Increasing state and federal assistance for college students is also important, Slotkin said.
Pell Grants and state funding to public universities need to increase, because it will make it easier for students to pay for college, she said.
Slotkin wants interest rates for student loans need to be capped at a low number to make it easier to pay off loans.
“The industry of student loans should not be treated like any other loan later in your life," Slotkin said. "Education is fundamental to getting ahead in our society.”
As MSU moves forward amid the fallout from ex-MSU and USA Gymnastics doctor Larry Nassar, Slotkin said former President Lou Anna K. Simon made the correct decision in her resignation.
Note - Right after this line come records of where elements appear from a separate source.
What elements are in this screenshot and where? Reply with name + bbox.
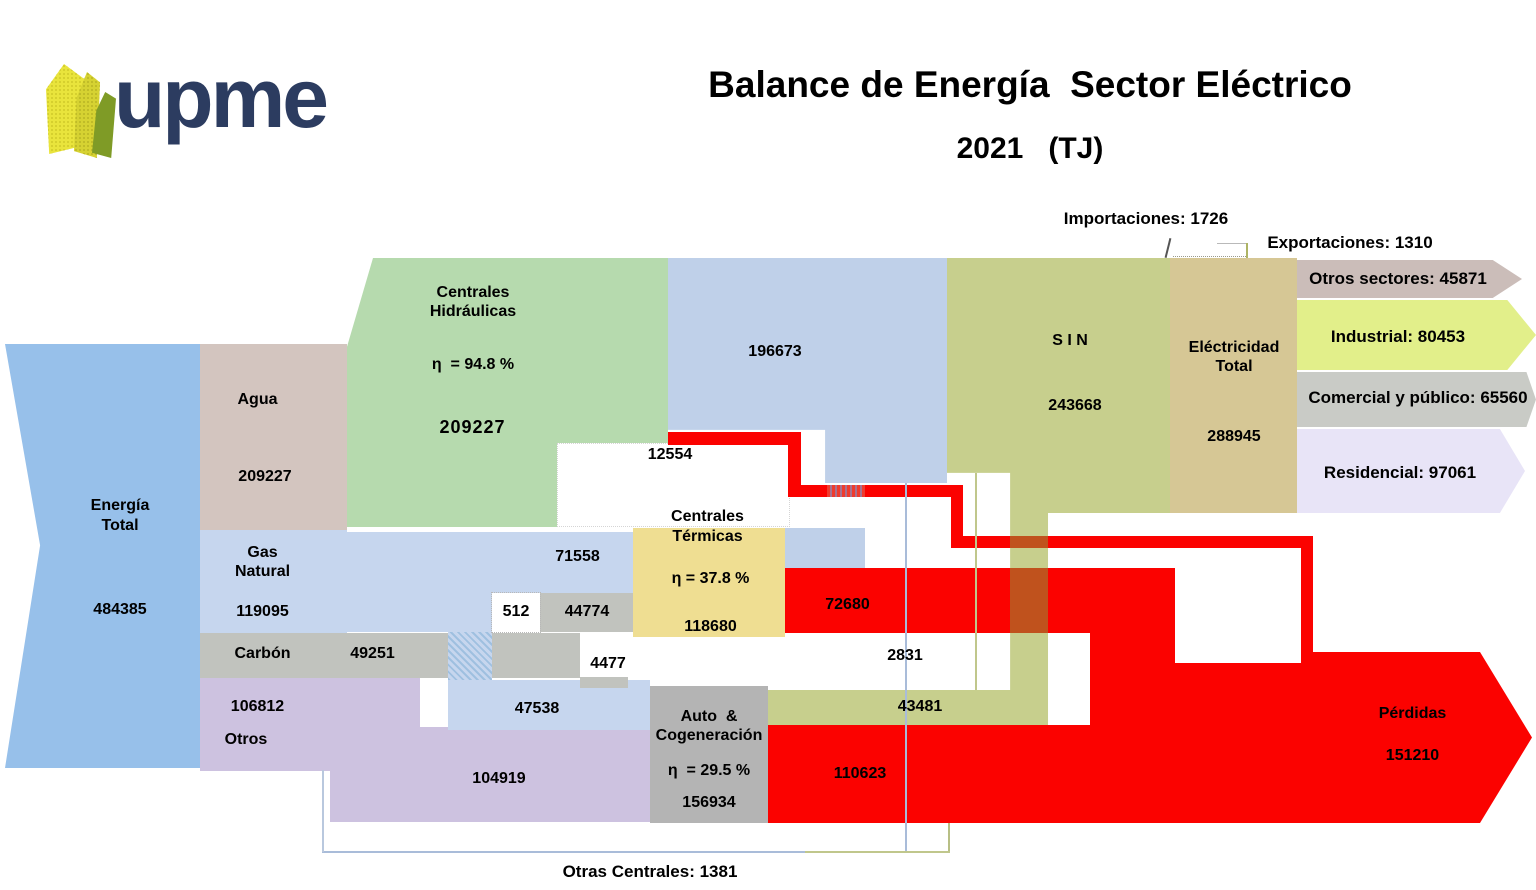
- flow-termicas-perdidas-down: [1090, 633, 1175, 725]
- label-importaciones: Importaciones: 1726: [1000, 209, 1292, 229]
- value-electricidad: 288945: [1176, 428, 1292, 446]
- page-title: Balance de Energía Sector Eléctrico: [600, 64, 1460, 107]
- node-otros: [200, 678, 347, 771]
- label-comercial: Comercial y público: 65560: [1300, 388, 1536, 408]
- label-industrial: Industrial: 80453: [1302, 327, 1494, 347]
- value-energia-total: 484385: [40, 601, 200, 619]
- label-hidraulicas-2: Hidráulicas: [398, 303, 548, 321]
- label-auto-cog-2: Cogeneración: [643, 727, 775, 745]
- label-sin: S I N: [1000, 332, 1140, 350]
- node-agua: [200, 344, 347, 530]
- line-importaciones-diagonal: [1165, 238, 1172, 258]
- label-agua: Agua: [195, 391, 320, 409]
- overlap-pipe-olive: [1010, 536, 1048, 548]
- value-flow-71558: 71558: [520, 548, 635, 566]
- label-carbon: Carbón: [205, 645, 320, 663]
- value-flow-12554: 12554: [600, 446, 740, 464]
- line-otras-centrales-olive-v2: [948, 823, 950, 852]
- pipe-hidro-loss-v1: [788, 443, 801, 487]
- value-flow-2831: 2831: [845, 647, 965, 665]
- label-energia-total-1: Energía: [40, 497, 200, 515]
- flow-perdidas-top: [1313, 652, 1480, 663]
- overlap-pipe-blue: [827, 485, 865, 497]
- value-hidraulicas: 209227: [395, 417, 550, 438]
- pipe-hidro-loss-h1: [668, 432, 801, 445]
- label-otros: Otros: [200, 731, 292, 749]
- label-gas-natural-2: Natural: [205, 563, 320, 581]
- value-flow-44774: 44774: [538, 603, 636, 621]
- pipe-hidro-loss-v3: [1301, 548, 1313, 663]
- sankey-energy-balance: upme Balance de Energía Sector Eléctrico…: [0, 0, 1536, 890]
- line-otras-centrales-blue-v-left: [322, 770, 324, 852]
- label-otras-centrales: Otras Centrales: 1381: [480, 862, 820, 882]
- flow-step-4477: [580, 677, 628, 688]
- label-auto-cog-1: Auto &: [650, 708, 768, 726]
- value-flow-43481: 43481: [845, 698, 995, 716]
- label-otros-sectores: Otros sectores: 45871: [1302, 269, 1494, 289]
- logo-wordmark: upme: [114, 56, 326, 140]
- value-flow-104919: 104919: [418, 770, 580, 788]
- label-hidraulicas-eff: η = 94.8 %: [398, 356, 548, 374]
- line-otras-centrales-olive-h: [805, 851, 950, 853]
- label-exportaciones: Exportaciones: 1310: [1204, 233, 1496, 253]
- line-importaciones-dotted: [1173, 256, 1248, 257]
- value-gas-natural: 119095: [205, 603, 320, 621]
- pipe-hidro-loss-v2: [951, 497, 963, 536]
- value-termicas: 118680: [633, 618, 788, 636]
- value-flow-4477: 4477: [566, 655, 650, 673]
- value-agua: 209227: [197, 468, 333, 486]
- label-electricidad-1: Eléctricidad: [1176, 339, 1292, 357]
- flow-gas-carbon-crossing: [448, 632, 492, 680]
- value-perdidas: 151210: [1340, 747, 1485, 765]
- arrow-perdidas-head: [1480, 652, 1532, 823]
- label-termicas-1: Centrales: [635, 508, 780, 526]
- pipe-hidro-loss-h3: [951, 536, 1313, 548]
- label-residencial: Residencial: 97061: [1302, 463, 1498, 483]
- value-flow-196673: 196673: [715, 343, 835, 361]
- flow-termicas-upper-blue: [785, 528, 865, 568]
- label-termicas-2: Térmicas: [635, 528, 780, 546]
- node-energia-total: [5, 344, 200, 768]
- line-otras-centrales-blue-v: [905, 483, 907, 852]
- value-flow-110623: 110623: [790, 765, 930, 783]
- value-otros: 106812: [200, 698, 315, 716]
- value-carbon: 49251: [315, 645, 430, 663]
- value-auto-cog: 156934: [643, 794, 775, 812]
- label-gas-natural-1: Gas: [205, 544, 320, 562]
- label-electricidad-2: Total: [1176, 358, 1292, 376]
- pipe-hidro-loss-h2: [788, 485, 963, 497]
- value-flow-72680: 72680: [790, 596, 905, 614]
- logo: upme: [40, 50, 360, 165]
- label-energia-total-2: Total: [40, 517, 200, 535]
- line-otras-centrales-blue-h: [322, 851, 805, 853]
- node-electricidad-total: [1170, 258, 1297, 513]
- flow-gas-lower: [347, 593, 492, 632]
- label-termicas-eff: η = 37.8 %: [633, 570, 788, 588]
- value-sin: 243668: [1000, 397, 1150, 415]
- line-otras-centrales-olive-v: [975, 473, 977, 690]
- value-flow-512: 512: [490, 603, 542, 621]
- flow-otros-down: [347, 678, 420, 727]
- label-auto-cog-eff: η = 29.5 %: [643, 762, 775, 780]
- label-perdidas: Pérdidas: [1340, 705, 1485, 723]
- label-hidraulicas-1: Centrales: [398, 284, 548, 302]
- page-subtitle: 2021 (TJ): [760, 132, 1300, 167]
- overlap-72680-olive: [1010, 568, 1048, 633]
- value-flow-47538: 47538: [478, 700, 596, 718]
"I grew up in an environment surrounded by the military, and in the military a strong leader needs to understand when their leadership is distracting from the mission of the organization," Slotkin said. "For instance, Lou Anna Simon. I met with her, but at the end of the day, her leadership was distracting the institution that she loved from moving forward, so I think it was the right thing for her to resign. Personally, I think the same thing of the Board (of Trustees). The university and the community here needs to start looking forward and starting the healing process.”
Slotkin said she believes she is part of a new generation of leaders, as people are looking for something different because the tenor of politics for the past two years is "fundamentally unbecoming of the country."
“I am 41 right now. I think people are looking for a new generation of leaders, and a new generation typically means younger," Slotkin said. "I have a lot of respect for senior leaders. I was just endorsed by Joe Biden. I respect him quite a bit, but what I think people are screaming out for is something new, something different and we have to hear that. I would be extremely proud to be a young female elected to Congress.”